The Justice Department would not comment, but county prosecutor Ricky Walker is a potential witness for the government. Walker was surprised when Brown recruited a black candidate who didn't even live in the county to run against him. Walker, after all, is a Democrat.
"Mr. Brown seems to favor black candidates," Walker said. "He's always encouraged blacks to vote strictly for the black candidates."
Unapologetic About Bias
Brown is unapologetic.
He says some local white Democrats aren't "true" Democrats.
"We support the black candidates because we're sure they're going to vote in the liberal interest," Brown said.

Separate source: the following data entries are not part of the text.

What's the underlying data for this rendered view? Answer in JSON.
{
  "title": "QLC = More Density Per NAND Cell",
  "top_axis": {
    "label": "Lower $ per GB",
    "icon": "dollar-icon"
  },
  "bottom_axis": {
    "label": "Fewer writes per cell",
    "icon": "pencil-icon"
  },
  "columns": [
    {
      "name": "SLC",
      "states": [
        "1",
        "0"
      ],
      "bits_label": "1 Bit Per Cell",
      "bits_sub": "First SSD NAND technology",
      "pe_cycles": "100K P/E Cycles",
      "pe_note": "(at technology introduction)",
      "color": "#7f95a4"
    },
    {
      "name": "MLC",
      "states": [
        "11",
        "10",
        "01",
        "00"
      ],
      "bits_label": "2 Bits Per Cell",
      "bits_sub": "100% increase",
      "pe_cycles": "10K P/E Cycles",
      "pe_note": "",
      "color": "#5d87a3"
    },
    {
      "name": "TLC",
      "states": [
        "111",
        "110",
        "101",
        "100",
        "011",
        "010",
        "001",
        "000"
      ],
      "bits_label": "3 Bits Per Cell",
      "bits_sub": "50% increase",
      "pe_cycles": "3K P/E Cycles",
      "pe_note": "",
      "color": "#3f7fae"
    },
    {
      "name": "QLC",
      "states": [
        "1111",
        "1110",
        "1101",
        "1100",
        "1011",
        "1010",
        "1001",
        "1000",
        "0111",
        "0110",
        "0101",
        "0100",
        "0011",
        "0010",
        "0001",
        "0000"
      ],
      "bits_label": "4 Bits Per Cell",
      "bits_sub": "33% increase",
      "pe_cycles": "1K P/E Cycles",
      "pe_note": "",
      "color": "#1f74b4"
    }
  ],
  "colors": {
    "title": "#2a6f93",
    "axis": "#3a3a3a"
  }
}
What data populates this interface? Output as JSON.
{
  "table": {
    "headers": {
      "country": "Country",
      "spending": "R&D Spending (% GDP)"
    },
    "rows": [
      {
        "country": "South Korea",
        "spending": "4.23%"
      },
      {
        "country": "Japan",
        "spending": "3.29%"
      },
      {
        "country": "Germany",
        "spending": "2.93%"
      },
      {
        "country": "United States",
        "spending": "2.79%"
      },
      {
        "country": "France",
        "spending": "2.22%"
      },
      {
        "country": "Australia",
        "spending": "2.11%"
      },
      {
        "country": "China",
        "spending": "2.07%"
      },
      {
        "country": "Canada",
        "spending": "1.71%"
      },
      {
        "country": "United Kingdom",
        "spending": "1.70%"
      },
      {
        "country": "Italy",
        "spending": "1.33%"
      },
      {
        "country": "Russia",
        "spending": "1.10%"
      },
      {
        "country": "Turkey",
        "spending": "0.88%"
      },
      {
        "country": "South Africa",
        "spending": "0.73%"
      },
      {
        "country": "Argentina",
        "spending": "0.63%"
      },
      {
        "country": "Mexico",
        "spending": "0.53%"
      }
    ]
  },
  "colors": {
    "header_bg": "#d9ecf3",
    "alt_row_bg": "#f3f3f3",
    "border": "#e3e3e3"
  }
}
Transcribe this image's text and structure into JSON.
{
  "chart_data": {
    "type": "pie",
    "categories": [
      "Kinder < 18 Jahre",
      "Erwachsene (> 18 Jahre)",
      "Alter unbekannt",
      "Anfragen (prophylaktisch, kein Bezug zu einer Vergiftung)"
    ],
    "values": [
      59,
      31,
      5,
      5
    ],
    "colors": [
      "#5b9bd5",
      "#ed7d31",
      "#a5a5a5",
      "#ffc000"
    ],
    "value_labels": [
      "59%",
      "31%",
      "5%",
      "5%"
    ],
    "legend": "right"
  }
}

The case takes on added complexities given the state's turbulent history during and after the civil rights era, especially those struggles having to do with voting. Mississippi is where civil rights leader Medgar Evers was murdered, as were the three civil rights workers looking to register blacks to vote, as depicted in the film "Mississippi Burning."
The president of the Mississipi NAACP, Derrick Johnson, says there is still plenty of discrimination against black voters in the state, and he questions the Bush administration's priorities in bringing this suit.
"We've had several issues over the years of what appeared to be racial discrimination against black voters and the Justice Department has yet to come in and do a thorough investigation," Johnson said. "And for them to take on this case is highly unusual and very suspect."
But others in the civil rights community take a more circumspect attitude in the case against Brown.
"Voting is precious. It's a right that people sacrificed for for years and years," said Leslie Burl McLemore, director of the Fannie Lou Hamer Institute at Jackson State University. "There is a way to encourage participation, and it can be done without having to discriminate against another set of voters."
Like so many things in Noxubee's Macon community, opinions about the case divide along racial lines. Residents opined at Geneva's Kitchen, a local restaurant, over soul food and sweet tea.
"I think Ike's a pretty good man," local resident Alonzo Phillips told ABC News.
"I guess he do target, you know, the Republicans, and they are white. Most of them," said Geneva, the restaurant's owner.
On Main Street, whites express different sentiments: "I think Ike Brown is a racist," said a white man.
"I think we're getting a little dose of our ancestors' medicine, if you want to know the truth," said another.
Those ghosts from civil rights battles past have never left Noxubee County, and they continue to influence the way the case against Brown is viewed. But guilty or innocent, the Justice Department wants this case to be about Brown, not the state's historical disenfranchisement of black voters.